John Shea, chairman of J.F. Shea Co., passed away after a brief illness on Oct. 16 in Pasadena, California, reports Michael Aushenker for the Los Angeles Business Journal. He was 96 years old.

The California-based company started out in the civil construction business, and in 1968 Shea steered the company into real estate. He founded what is now Shea Homes and Shea Properties. Today, according to Aushenker, the company has built more than 100,000 houses and owns and operates nearly 10,000 apartment units and 6 million square feet of office, industrial, and retail space.

Shea was born on Sept. 29, 1926, in Oakland. He grew up in Hancock Park and graduated from Los Angeles High School.

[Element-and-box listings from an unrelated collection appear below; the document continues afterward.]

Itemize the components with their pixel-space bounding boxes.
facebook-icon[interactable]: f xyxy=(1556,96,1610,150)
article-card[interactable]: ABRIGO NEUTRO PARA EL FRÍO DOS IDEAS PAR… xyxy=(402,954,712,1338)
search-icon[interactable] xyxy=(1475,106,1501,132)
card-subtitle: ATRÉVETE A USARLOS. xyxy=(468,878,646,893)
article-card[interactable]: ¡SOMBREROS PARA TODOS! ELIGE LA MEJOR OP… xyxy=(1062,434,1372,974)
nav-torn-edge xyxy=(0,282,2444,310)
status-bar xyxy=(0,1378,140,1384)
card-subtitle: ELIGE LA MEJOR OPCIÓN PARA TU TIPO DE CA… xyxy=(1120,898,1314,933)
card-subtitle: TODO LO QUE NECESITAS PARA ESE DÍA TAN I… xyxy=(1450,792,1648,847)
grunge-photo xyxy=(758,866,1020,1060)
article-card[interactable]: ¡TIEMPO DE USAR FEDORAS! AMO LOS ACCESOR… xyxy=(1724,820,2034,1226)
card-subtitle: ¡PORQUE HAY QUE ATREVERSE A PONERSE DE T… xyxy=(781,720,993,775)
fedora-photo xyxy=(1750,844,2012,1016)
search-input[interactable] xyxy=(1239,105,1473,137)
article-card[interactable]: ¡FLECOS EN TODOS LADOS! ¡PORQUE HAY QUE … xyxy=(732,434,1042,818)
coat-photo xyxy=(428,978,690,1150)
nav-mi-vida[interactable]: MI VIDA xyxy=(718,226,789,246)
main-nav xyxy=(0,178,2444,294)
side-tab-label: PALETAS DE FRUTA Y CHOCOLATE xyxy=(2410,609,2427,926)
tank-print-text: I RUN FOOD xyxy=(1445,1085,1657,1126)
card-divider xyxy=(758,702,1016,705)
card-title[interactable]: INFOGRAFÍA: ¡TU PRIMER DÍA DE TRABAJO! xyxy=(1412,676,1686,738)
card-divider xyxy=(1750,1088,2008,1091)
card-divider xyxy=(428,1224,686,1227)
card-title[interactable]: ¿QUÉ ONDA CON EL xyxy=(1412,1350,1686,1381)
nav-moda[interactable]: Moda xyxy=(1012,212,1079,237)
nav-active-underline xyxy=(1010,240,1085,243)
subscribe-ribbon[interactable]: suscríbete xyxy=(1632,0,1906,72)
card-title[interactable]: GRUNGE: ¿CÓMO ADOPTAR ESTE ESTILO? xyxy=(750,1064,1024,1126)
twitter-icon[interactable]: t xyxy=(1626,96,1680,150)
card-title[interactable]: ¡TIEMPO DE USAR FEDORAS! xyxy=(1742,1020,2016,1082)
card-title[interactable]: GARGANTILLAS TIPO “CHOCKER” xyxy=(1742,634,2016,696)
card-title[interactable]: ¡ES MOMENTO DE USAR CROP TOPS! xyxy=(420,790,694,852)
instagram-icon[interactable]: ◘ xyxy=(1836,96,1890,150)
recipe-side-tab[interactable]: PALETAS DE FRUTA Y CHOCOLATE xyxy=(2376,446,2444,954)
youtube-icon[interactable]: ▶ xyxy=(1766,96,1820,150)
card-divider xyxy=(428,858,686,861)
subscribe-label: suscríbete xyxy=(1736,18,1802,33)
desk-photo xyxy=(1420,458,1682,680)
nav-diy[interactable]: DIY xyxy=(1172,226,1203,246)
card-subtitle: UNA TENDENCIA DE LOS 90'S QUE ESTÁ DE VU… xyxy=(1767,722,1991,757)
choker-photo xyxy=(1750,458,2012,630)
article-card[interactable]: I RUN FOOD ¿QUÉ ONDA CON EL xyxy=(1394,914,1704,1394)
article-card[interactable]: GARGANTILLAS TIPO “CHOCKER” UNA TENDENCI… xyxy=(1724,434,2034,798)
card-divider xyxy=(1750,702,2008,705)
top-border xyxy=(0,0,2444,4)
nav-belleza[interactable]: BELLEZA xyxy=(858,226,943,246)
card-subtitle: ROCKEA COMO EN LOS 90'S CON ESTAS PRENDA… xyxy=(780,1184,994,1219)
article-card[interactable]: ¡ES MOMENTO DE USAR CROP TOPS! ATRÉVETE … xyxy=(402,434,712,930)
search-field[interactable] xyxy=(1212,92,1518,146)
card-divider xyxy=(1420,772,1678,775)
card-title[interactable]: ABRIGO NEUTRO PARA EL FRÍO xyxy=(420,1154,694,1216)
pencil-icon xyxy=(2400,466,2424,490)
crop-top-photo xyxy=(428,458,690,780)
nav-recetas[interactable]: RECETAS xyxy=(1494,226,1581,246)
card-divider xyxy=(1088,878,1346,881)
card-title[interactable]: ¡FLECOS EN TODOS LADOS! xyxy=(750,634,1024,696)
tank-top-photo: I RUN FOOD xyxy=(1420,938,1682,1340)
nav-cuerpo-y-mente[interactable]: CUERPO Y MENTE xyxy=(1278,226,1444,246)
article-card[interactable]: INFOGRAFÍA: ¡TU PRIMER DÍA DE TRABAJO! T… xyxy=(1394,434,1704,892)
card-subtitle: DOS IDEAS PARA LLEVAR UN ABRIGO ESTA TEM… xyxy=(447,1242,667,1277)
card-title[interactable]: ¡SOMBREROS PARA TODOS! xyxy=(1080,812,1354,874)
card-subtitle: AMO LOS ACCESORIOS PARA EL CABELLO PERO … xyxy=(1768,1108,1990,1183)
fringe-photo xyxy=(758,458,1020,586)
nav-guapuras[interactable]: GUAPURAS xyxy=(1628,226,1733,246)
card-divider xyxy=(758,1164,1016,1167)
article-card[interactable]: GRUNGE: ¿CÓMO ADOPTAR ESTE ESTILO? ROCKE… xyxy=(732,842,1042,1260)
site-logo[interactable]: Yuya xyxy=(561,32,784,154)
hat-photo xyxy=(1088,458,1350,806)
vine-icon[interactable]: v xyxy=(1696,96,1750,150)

He then attended USC’s Viterbi School of Engineering where he played tennis, winning an NCAA championship with his brother and doubles partner, Gilbert Shea.

After college, Shea joined his family’s civil construction business—which Shea’s grandfather founded in Portland, Ore. in 1881—and worked on dam and tunnel projects throughout California and the Pacific Northwest. In 1958, the company, which was best known for its work on the Golden Gate Bridge and the Hoover Dam, was dissolved and reincorporated by Shea with his cousins, Edmund and Peter Shea. They built the reorganized J.F. Shea Co. into one of the largest privately held companies in the United States.

Shea spent more than six decades as chief executive and later as chairman of the company. During that time it became one of the largest civil contractors in the U.S. In addition to working on the subway systems in Los Angeles; San Francisco; Washington, D.C., and New York, J.F. Shea Construction built a number of tunnels, highways and water treatment projects.